The economy of the Awash basin is highly exposed to hydrological variability. Despite an apparently abundant supply of water in aggregate terms, the basin routinely suffers from localised water shortages at specific points in space and time, and is prone to destructive episodes of flood and drought.
This report, produced by Vivid Economics on behalf of the Global Green Growth Institute, seeks to better understand and quantify this critical economic vulnerability, and draw out the implications for water management policies.

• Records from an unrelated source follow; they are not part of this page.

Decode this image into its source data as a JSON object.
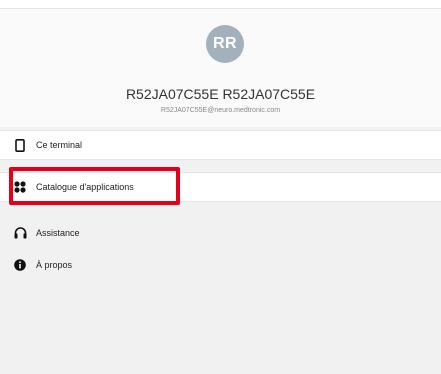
{
  "profile": {
    "avatar_initials": "RR",
    "name": "R52JA07C55E R52JA07C55E",
    "email": "R52JA07C55E@neuro.medtronic.com"
  },
  "menu": {
    "items": [
      {
        "label": "Ce terminal",
        "icon": "phone-icon"
      },
      {
        "label": "Catalogue d'applications",
        "icon": "apps-grid-icon"
      },
      {
        "label": "Assistance",
        "icon": "headset-icon"
      },
      {
        "label": "À propos",
        "icon": "info-icon"
      }
    ]
  },
  "colors": {
    "avatar": "#a3b1bd",
    "highlight": "#e3001b",
    "background": "#f1f1f1"
  }
}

The study analyses the sensitivity of the basin’s crop production to water scarcity and extreme hydrological events, before considering how these impacts transmit to other sectors. Crop output in the basin not only depends on the overall level of rainfall and incidence of flooding and drought, but is also sensitive to the timing of rains and their distribution across areas of the basin. As a consequence, large production losses are possible under a diverse range of plausible future climate scenarios: both where the level of rainfall decreases and where its distribution over space and time changes. The knock-on effects on other sectors in the economy tend to amplify these losses, as reductions in the supply of agricultural produce leading to a fall in productivity in other sectors.

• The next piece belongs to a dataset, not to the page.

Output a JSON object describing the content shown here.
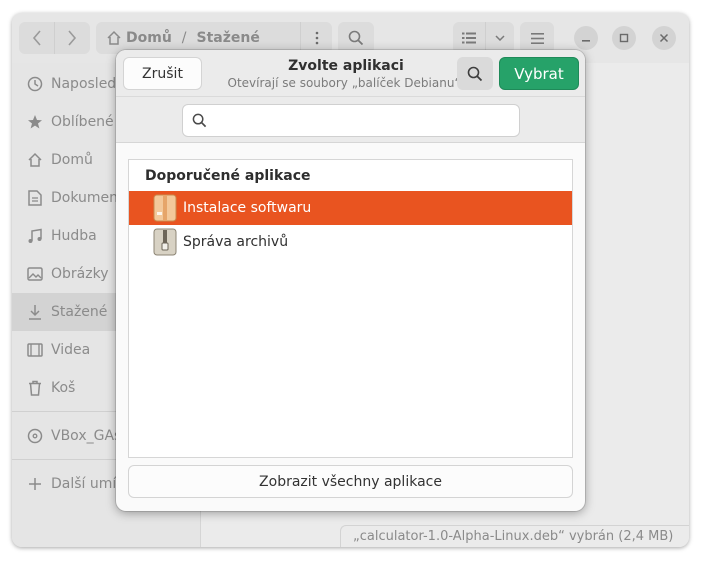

Under current economic conditions, the report finds the consequences of hydrological variability to be severe. Plausible future hydrological conditions drawn from global climate models, applied to the Growth and Transition Planning period (GTP) from 2011-15, lead to swings in basin GDP of the order of 5-20%. Furthermore, as the economy is projected to grow sharply in coming years so is the degree of water scarcity. Unless rapid and very substantial policy changes are enacted to mitigate this sensitivity, these estimates will serve as lower bound estimates of future impacts.